Among the many different kinds of games that existed in ancient Egypt, this game, known as Mehen or the Game of the Snake, is one of the first known spiral track and multi-player board games played by the ancient Egyptians.
Its name (Mehen, meaning coiled one) was a name for both a snake-god and a board game, and it is believed that it held deep religious significance for players at the time.
It was played very early in Egypt’s history, and evidence of the game has been found dating from the Predynastic Period to the end of the Old Kingdom (about 2613-2160 BC).
Some of the most reliable evidence refers to the Old Kingdom from the paintings which were found in many Egyptian tombs, showing people playing the game.
More than a dozen sets of this game were found and the game seemed to have been played with pieces in the shape of lions and lionesses made from ivory and small spheres that resembled marbles.
The rules and the method of playing are unknown but it is thought that up to six players could play and it is considered the first multi-player game since all other games of the time were two player games.

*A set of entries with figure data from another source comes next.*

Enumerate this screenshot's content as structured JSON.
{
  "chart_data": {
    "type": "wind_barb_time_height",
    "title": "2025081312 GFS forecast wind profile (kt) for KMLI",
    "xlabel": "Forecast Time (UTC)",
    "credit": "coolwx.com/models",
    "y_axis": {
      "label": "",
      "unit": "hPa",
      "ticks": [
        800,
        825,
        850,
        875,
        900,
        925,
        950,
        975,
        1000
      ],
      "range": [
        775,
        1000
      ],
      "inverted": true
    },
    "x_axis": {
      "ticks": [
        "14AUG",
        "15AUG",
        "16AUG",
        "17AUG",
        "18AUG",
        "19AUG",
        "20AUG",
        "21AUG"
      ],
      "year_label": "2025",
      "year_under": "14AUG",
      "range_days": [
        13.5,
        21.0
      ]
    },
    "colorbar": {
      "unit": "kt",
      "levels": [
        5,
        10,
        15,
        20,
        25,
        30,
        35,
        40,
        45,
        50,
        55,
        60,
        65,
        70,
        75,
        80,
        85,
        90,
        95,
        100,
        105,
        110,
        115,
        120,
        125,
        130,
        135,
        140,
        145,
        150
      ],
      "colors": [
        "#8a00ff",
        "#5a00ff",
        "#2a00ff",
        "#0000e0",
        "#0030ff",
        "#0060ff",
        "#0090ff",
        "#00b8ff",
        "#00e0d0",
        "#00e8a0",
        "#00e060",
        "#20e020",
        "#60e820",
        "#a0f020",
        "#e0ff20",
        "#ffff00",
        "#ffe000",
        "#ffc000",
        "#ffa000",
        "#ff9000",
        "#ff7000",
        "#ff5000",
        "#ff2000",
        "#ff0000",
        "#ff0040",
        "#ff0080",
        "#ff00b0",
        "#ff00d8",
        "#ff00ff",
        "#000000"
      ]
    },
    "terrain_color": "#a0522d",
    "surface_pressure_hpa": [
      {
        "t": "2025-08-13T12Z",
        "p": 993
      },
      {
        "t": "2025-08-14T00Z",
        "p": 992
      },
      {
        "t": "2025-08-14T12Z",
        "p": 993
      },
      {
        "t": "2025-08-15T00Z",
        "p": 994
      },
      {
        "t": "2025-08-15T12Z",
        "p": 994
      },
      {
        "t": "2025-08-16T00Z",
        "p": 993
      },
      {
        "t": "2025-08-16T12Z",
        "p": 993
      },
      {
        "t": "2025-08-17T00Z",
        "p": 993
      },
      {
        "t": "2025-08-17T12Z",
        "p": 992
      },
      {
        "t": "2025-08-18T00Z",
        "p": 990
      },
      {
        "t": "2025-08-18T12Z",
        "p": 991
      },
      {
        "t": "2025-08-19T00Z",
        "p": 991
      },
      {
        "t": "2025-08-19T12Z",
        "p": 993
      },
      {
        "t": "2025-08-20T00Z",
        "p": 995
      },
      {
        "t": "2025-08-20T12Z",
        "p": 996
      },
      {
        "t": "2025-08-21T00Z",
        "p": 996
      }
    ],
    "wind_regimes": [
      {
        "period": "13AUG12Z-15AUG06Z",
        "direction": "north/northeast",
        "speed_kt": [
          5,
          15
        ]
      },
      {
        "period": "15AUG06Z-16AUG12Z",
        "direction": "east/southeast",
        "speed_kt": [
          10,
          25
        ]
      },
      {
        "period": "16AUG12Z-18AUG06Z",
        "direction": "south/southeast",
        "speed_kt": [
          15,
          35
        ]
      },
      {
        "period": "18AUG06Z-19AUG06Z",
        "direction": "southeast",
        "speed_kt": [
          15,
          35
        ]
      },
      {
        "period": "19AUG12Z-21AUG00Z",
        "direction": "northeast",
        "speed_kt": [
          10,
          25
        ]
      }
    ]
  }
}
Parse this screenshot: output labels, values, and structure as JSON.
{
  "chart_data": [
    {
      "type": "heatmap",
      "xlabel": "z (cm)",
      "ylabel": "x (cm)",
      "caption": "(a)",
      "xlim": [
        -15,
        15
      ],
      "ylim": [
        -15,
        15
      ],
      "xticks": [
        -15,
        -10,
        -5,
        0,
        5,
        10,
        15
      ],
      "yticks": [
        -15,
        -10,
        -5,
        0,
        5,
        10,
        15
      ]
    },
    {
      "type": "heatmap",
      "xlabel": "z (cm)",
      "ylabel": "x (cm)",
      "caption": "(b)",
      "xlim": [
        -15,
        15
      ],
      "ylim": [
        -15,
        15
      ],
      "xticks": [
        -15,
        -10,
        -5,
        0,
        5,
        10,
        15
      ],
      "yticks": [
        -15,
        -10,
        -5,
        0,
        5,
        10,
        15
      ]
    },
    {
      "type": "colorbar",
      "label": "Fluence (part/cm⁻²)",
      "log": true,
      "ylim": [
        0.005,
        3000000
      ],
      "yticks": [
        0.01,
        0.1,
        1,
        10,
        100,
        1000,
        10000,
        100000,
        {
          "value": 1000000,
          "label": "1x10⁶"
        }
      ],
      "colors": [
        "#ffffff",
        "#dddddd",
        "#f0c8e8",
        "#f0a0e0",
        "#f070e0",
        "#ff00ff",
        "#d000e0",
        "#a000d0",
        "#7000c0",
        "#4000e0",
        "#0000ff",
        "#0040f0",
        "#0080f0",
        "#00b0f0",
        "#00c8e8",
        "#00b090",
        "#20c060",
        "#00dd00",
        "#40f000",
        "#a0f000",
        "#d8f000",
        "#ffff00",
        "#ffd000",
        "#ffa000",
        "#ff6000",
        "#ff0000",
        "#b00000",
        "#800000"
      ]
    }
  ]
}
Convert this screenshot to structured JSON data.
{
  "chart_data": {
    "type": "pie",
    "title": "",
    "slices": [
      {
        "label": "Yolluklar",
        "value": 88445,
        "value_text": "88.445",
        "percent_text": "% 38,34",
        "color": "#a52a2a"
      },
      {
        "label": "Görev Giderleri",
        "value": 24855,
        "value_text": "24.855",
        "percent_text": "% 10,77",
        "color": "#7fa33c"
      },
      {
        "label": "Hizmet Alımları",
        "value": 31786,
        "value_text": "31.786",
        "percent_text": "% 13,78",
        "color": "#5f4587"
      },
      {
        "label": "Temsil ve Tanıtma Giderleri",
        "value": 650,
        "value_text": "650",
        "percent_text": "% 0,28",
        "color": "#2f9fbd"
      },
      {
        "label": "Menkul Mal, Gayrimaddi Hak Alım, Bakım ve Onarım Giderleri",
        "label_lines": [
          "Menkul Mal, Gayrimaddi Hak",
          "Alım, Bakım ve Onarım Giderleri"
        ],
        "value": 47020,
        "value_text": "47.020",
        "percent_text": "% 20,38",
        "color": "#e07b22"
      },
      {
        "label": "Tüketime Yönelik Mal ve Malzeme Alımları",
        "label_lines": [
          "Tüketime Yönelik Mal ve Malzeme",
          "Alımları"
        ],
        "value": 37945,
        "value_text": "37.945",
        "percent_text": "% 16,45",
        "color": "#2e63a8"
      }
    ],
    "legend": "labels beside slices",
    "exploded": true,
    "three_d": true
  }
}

The center of the board was the head of the snake with dozens of playing rectangular spaces along the length of its body.
It is assumed that each player has three lion pieces and six marbles and the games start at the tail of the snake, which is along the outer edge of the board. Each player moves their marble-like pieces until they reach the snake’s head, so the winner is the player whose lion first captures all of his opponent’s marbles.
After the Old Kingdom, the game died out, and it was no longer played in Egypt, but it was played and became popular outside of Egypt, in places such as Palestine, Syria, Cyprus, and Crete.
In the 1920s, anthropologists found a similar Arab game, played by the Baggara Arabs of the Sudan which was known as the “Hyena Game.“ It shared very similar characteristics of the board and the pieces to this ancient Egyptian game, differing in the fact that the ancient Egyptians allotted six counters to each player rather than one.